Aircraft wake sensing and tracking strategies towards operational formation flight : assessment of data assimilation, reinforcement learning and control approaches within large eddy simulations

Every year, the sky comes to life with migratory birds that line up and draw impressive V-shapes. The energetic efficiency of this flying technique is explained by the existence of a wake in a region behind every individual and that each can perceive. Just like birds, airplanes also leave a wake consisting of two parallel vortices made visible in the sky by the condensation trails of the engines. Are airplanes also able to take advantage of the wake of an aircraft in front of them? This thesis is dedicated to bringing some answers to that question by focusing on the concept of extended formation flight, and by studying its impact on the air traffic management. The swirling movement of the air around the leader’s wake encountered by the following aircraft explains the benefits of the formation flight technique. However, this movement can lead to hazardous dynamic effects such as strong rolling moments. If properly controlled, those effects are also disseminated information that can be exploited by the follower in order to detect the position of the leader’s wake. In large eddy simulations, we aim to reproduce all those effects, from the aerodynamics of the aircraft to their six-degrees-of-freedom dynamics. Then, we exploit control and data assimilation tools designed to predict the characteristics of the leader’s wake without requiring direct visual information. We show that the tracking of the wake can be performed using controllers built either from model-based Ensemble Kalman Filters or from model-free Reinforcement Learning techniques.

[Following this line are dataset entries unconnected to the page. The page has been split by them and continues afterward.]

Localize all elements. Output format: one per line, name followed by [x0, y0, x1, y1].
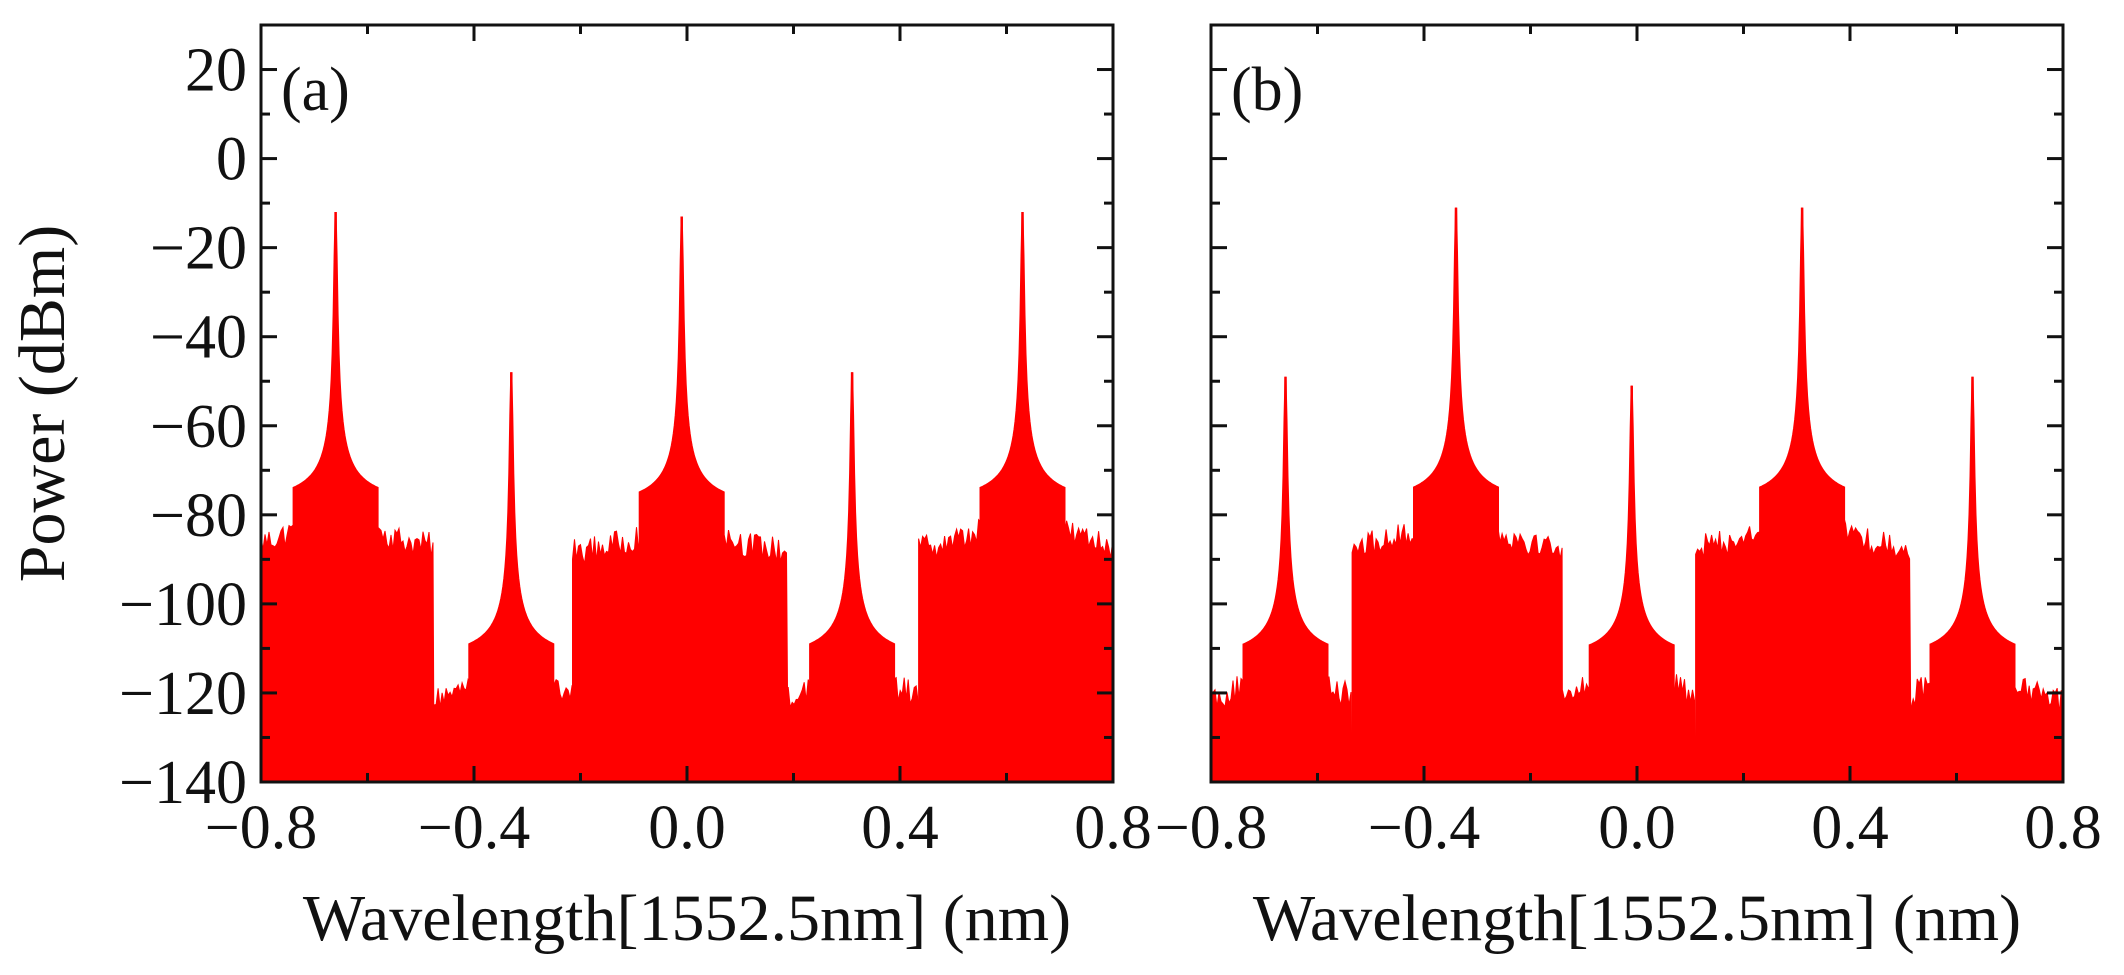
x-tick-label: 0.8	[2024, 794, 2102, 862]
panel-a: 20 0 −20 −40 −60 −80 −100 −120 −140−0.8 −0.4 0.0 0.…	[6, 23, 1152, 955]
x-tick-label: 0.0	[1598, 794, 1676, 862]
x-tick-label: −0.8	[1155, 794, 1267, 862]
x-tick-label: −0.4	[1368, 794, 1480, 862]
panel-label: (b)	[1231, 56, 1303, 124]
panel-label: (a)	[281, 56, 350, 124]
y-tick-label: −80	[150, 482, 247, 550]
x-tick-label: 0.4	[1811, 794, 1889, 862]
x-axis-title: Wavelength[1552.5nm] (nm)	[1253, 882, 2021, 955]
x-tick-label: 0.8	[1074, 794, 1152, 862]
x-axis-title: Wavelength[1552.5nm] (nm)	[303, 882, 1071, 955]
y-tick-label: −60	[150, 393, 247, 461]
y-tick-label: −100	[119, 571, 247, 639]
x-tick-label: −0.4	[418, 794, 530, 862]
x-tick-label: −0.8	[205, 794, 317, 862]
x-tick-label: 0.4	[861, 794, 939, 862]
y-tick-label: −120	[119, 660, 247, 728]
y-tick-label: 20	[185, 37, 247, 105]
y-tick-label: −140	[119, 749, 247, 817]
y-tick-label: −40	[150, 304, 247, 372]
x-tick-label: 0.0	[648, 794, 726, 862]
y-tick-label: 0	[216, 126, 247, 194]
y-tick-label: −20	[150, 215, 247, 283]
y-axis-title: Power (dBm)	[6, 225, 79, 582]
plot-area	[261, 211, 1113, 782]
plot-area	[1211, 207, 2063, 782]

We highlight observability issues related to the prediction of the wake characteristics and we use an appropriate mathematical framework to quantify that observability in order to optimize the wake tracking controllers. Finally, thanks to the development of a methodology that combines both space-developing and time-developing simulations, we study the impact of formation flight on the long-term dynamics of the wake resulting from the two-aircraft formation. We highlight the strong asymmetry of the wake and the impact of the uncertainty of the relative position between the leader and the follower on its dynamics.